Viernes, 28 de septiembre
GÉNERO NEUTRO
Abro el buzón y me encuentro con EL Breve tratado sobre la estupidez humana, de Ricardo Moreno Catillo,
recién publicado por Fórcola. El título resulta sugestivo, así que comienzo a
leerlo de inmediato.
No es un
libro irónico como el Elogio de la locura
de Erasmo. El autor se cree realmente un valeroso Quijote enfrentado al
pensamiento único, que ha engendrado horrores como el nacionalismo y el
lenguaje inclusivo.
En el
prólogo, Francesc de Carreras arremete contra una de las mayores estupideces
del mundo contemporáneo: hablar de “hombres y mujeres” cuando se quiere hablar
de hombres y mujeres, de “compañeros y compañeras” cuando se quiere hablar de
compañeros y compañeras. Quien hace eso
“alberga un cierto grado de estupidez pues olvida que en gramática, además de
los géneros masculino y femenino, también está el neutro, lo cual permite
referirse a ambos sin ser repetitivo y confuso, es decir, facilitando la
comprensión, una de las funciones, sin duda la más importante, del lenguaje”.
¿Cuándo
decimos “los niños” para referirnos a niños y niñas empleamos el género neutro?
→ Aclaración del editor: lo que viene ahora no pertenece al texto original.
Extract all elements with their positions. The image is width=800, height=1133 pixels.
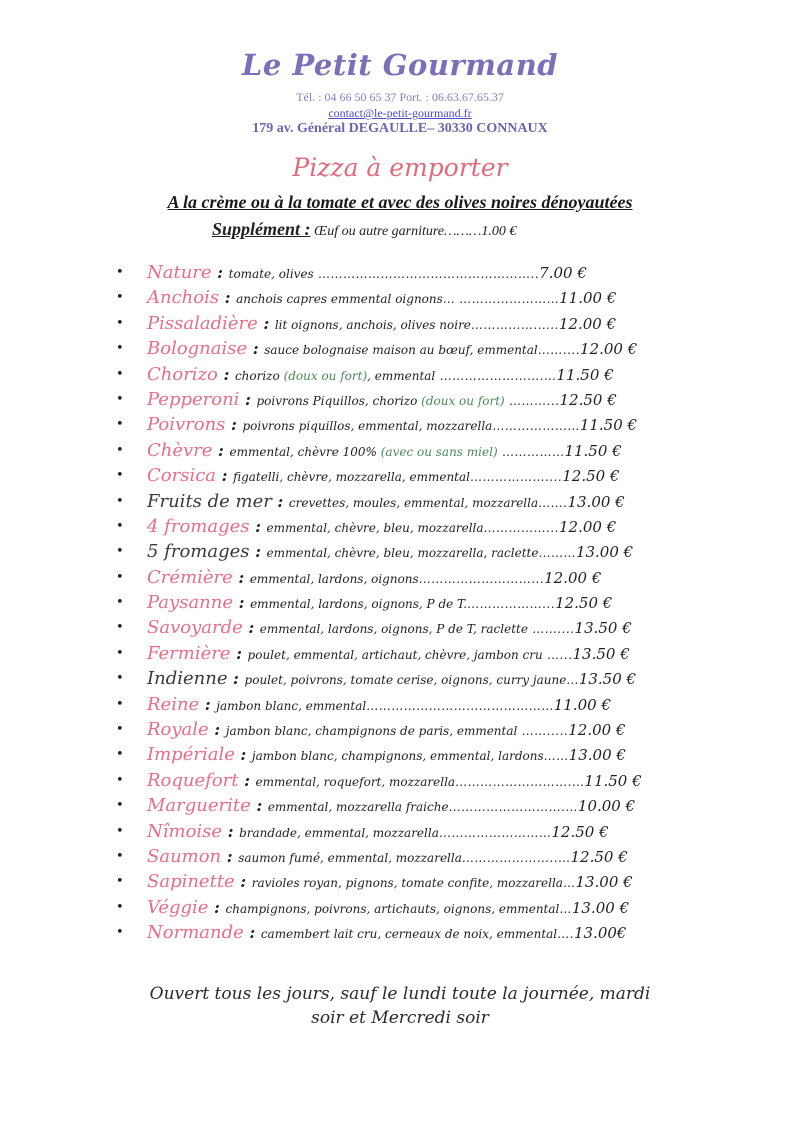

¿Dónde habrá estudiado gramática el bueno de Francesc de Carreras? ¿Y comenzar
una charla con un “señoras y señores” es repetitivo y confuso frente a la
claridad que aporta emplear “el género neutro” y decir solo “señores”?
Yo creía
que Francesc de Carreras era un autodidacta desinformado y por la Wikipedia me
entero de que es nada menos que catedrático de Derecho Constitucional y uno de
los fundadores de Ciudadanos. Pero todo eso no le impide hacer estrepitosamente
el ridículo en su prólogo. Del libro, mejor no hablar.